Stumme Spiel. Der Teil der Vorstellung des Schauspiels, der ohne Reden geschieht. Man wagt es noch selten einen etwas beträchtlichen Teil der Handlung auf der Bühne stillschweigend fortgehen zu lassen; daher das stumme Spiel nach der jetzigen Beschaffenheit der Bühne, vornehmlich bei den Personen statt hat, welche währender Zeit, da andere sprechen, entweder als Zuhörer oder in anderen Beschäftigungen auf der Bühne sind. Die Furcht vor dem Stillschweigen hat indessen gar oft bei Dichtern sehr schwache frostige Szenen veranlasst. Es trifft sich bisweilen, dass die Leidenschaften auf das höchste gestiegen sind oder dass sich ein unvermuteter, aber höchst merkwürdiger Zufall ereignet, da das Stillschweigen sehr natürlich wird. Dieses zu verhindern, lässt der Dichter bisweilen Nebenpersonen reden, aber so schwach und so frostig, dass ein ganzer Auftritt dadurch verdorben wird.
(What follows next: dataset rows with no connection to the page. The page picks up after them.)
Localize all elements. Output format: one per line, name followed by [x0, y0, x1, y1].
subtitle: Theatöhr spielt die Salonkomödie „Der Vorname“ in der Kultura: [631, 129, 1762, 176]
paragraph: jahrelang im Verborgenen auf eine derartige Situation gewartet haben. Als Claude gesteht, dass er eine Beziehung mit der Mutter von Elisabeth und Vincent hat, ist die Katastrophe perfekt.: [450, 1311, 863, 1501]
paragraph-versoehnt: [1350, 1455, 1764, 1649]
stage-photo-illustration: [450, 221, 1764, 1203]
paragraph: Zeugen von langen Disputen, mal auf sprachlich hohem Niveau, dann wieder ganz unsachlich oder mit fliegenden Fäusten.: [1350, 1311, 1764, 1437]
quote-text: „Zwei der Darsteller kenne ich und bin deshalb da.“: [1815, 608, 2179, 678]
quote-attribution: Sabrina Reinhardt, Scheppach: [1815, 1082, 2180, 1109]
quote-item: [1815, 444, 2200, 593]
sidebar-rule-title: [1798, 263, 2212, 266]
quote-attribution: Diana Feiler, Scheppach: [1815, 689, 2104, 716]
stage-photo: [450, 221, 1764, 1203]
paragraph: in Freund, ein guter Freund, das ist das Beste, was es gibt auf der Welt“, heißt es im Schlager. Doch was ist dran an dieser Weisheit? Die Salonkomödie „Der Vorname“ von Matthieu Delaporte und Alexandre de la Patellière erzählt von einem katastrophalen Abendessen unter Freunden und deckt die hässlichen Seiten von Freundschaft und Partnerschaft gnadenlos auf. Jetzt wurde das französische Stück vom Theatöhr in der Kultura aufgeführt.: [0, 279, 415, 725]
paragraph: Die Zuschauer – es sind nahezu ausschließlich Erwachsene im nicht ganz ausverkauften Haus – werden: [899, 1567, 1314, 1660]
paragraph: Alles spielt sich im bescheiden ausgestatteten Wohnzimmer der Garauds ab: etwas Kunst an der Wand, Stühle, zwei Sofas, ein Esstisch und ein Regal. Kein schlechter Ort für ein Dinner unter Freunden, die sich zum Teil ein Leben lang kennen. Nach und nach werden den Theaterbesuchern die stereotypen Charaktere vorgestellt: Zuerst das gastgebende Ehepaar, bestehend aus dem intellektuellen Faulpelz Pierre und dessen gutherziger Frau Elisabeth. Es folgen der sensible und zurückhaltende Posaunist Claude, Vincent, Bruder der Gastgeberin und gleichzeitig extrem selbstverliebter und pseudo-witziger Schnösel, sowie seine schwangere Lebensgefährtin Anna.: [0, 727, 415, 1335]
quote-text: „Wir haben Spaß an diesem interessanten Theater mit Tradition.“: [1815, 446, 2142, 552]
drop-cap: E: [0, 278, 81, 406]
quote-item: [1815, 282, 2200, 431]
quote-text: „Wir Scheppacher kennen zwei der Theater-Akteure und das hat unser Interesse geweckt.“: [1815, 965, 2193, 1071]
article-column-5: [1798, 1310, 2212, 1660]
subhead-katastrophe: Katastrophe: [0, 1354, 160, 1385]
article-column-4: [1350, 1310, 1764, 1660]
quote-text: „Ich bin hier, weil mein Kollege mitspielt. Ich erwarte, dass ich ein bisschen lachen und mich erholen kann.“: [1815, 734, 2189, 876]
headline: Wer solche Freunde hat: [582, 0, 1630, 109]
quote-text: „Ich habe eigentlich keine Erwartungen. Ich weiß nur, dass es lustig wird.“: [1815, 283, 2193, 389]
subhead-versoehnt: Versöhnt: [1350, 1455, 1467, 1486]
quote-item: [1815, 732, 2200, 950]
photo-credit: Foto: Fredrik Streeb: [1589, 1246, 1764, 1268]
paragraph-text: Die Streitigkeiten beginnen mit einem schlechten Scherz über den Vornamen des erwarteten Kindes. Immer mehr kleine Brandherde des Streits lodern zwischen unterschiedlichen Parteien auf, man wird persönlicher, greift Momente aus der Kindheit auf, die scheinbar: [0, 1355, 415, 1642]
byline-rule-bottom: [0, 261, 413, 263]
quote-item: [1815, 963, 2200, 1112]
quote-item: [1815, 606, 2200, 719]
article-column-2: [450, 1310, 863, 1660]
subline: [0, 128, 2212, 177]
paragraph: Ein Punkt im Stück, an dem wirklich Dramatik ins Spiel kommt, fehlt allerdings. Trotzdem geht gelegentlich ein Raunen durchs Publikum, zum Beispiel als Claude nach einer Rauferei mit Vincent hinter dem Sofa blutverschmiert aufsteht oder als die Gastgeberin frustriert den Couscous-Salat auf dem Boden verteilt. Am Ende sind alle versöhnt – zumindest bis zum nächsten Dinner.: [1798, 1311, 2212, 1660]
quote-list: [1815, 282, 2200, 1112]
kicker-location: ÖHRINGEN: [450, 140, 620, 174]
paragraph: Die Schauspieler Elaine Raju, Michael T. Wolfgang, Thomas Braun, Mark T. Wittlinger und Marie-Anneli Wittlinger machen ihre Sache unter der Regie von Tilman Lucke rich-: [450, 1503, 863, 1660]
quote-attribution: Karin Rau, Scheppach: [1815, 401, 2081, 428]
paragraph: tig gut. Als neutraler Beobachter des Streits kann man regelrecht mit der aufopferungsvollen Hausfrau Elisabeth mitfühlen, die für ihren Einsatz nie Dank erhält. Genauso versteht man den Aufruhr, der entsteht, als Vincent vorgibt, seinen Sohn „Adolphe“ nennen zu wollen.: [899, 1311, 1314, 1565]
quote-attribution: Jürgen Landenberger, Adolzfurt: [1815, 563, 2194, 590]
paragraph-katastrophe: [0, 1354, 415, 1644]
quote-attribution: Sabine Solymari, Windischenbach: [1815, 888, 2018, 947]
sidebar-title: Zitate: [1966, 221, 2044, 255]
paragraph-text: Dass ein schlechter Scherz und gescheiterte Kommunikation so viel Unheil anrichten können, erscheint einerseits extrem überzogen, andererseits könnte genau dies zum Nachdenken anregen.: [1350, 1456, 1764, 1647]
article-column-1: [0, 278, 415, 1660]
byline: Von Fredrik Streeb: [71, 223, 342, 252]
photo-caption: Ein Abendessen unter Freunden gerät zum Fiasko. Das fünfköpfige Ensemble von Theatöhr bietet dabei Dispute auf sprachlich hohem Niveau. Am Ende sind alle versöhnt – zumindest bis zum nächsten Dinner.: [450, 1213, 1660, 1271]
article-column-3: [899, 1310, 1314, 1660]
In wichtigen Auftritten geschieht es ganz natürlich, dass die Hauptpersonen in einem etwas langen und wichtigen Stillschweigen sind. Läßt man dann Nebenpersonen reden, so wird unsere Aufmerksamkeit von dem abgezogen, worauf sie allein sollte gerichtet sein. Daher scheint es schlechterdings notwendig, dass bisweilen ganze Auftritte oder doch Teile derselben stumm seien.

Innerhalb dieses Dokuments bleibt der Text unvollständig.